Minggu, 12 Oktober 2014

Anak Muda Harus Melawan Oligark

Sabtu, 11 Oktober 2014

PILKADA TIDAK LANGSUNG

JAKARTA, KOMPAS — Saat ini, masyarakat sipil merasakan bagaimana sakitnya dibohongi dan dikhianati para elite politik yang menguasai parlemen, terutama setelah mereka berhasil mengegolkan Undang-Undang Pemilihan Kepala Daerah. Oligarki parpol telah menunjukkan kekuatannya. Generasi muda harus sadar dengan fenomena ini dan saatnya mulai melawan.
Oligark adalah individu yang menguasai dan mengendalikan konsentrasi besar sumber daya material yang bisa digunakan untuk mempertahankan atau meningkatkan kekayaan pribadi. Sementara oligarki adalah politik pertahanan kekayaan dari kaum oligark.

Demikian benang merah diskusi ”Urgensi Keterlibatan Generasi Muda Mengawal Pilkada Langsung” yang digelar Transparency International Indonesia, di Jakarta, Jumat (10/10). Tampil sebagai pembicara peneliti Perhimpunan Pendidikan Demokrasi, Donny Ardyanto; Direktur Eksekutif Perkumpulan untuk Pemilu dan Demokrasi Titi Anggraini; dan mahasiswa Ilmu Politik Freie Universitaet, Berlin, Iman Waskito.

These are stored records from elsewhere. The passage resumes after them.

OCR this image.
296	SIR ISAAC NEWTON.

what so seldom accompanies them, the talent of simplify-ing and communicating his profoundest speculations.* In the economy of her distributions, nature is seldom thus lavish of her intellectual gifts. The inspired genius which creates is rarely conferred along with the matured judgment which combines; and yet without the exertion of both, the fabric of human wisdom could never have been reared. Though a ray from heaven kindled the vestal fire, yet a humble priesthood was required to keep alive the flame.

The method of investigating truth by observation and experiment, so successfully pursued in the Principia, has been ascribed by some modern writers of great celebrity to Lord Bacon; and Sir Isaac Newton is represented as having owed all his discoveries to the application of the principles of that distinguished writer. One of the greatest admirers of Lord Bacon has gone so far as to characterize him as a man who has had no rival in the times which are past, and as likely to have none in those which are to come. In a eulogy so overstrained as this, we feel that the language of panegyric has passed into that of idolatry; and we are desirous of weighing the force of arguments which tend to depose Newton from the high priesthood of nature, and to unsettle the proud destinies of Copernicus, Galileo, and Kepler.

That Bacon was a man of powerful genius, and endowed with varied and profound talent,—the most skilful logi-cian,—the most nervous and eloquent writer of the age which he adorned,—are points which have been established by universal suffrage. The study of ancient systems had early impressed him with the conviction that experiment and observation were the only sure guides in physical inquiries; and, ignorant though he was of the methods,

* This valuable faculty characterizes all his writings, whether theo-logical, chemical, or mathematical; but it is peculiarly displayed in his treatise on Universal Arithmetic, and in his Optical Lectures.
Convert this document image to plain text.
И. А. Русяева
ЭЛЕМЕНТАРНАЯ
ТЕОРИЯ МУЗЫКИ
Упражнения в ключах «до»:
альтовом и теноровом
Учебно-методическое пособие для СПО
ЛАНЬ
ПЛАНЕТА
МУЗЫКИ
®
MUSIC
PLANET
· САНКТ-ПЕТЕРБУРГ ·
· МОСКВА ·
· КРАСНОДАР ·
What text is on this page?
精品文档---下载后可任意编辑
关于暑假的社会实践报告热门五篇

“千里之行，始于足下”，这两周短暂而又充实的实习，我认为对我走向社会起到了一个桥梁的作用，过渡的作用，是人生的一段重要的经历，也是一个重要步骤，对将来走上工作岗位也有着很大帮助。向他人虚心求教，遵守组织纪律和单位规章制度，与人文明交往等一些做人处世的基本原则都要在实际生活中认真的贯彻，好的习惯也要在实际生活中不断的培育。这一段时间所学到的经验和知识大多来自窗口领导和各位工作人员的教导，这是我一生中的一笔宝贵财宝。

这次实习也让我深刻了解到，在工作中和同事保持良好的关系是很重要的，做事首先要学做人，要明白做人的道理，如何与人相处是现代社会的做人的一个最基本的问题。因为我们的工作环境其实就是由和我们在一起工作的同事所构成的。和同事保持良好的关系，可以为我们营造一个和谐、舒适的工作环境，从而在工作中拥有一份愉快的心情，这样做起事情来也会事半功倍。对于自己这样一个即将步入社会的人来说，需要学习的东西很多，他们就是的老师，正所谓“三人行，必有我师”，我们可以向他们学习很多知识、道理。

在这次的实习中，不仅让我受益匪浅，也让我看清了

Donny Ardyanto mengatakan, kekalahan dalam penentuan sistem pemilihan kepala daerah sebenarnya bukan akhir dari demokrasi. Masih ada esensi demokrasi yang mendasar dan harus segera direbut masyarakat sipil. Jika masyarakat masih merasa kalah dan dikhianati sejak penetapan UU Pilkada, hal itu sah-sah saja. Namun, harus segera disadari, kesedihan itu tidak ada gunanya jika tidak diiringi kesadaran baru soal sistem politik Indonesia.

Tak ada yang mengontrol
Satu hal yang harus segera dilawan adalah fakta makin berjayanya oligarki di sistem politik Indonesia, terutama yang bercokol di parpol-parpol. ”Oligarki dari dulu ada, tetapi bisa dikontrol Soeharto. Ketika reformasi, oligarki masih ada, tetapi tak ada yang mengontrol hingga kini,” kata Donny.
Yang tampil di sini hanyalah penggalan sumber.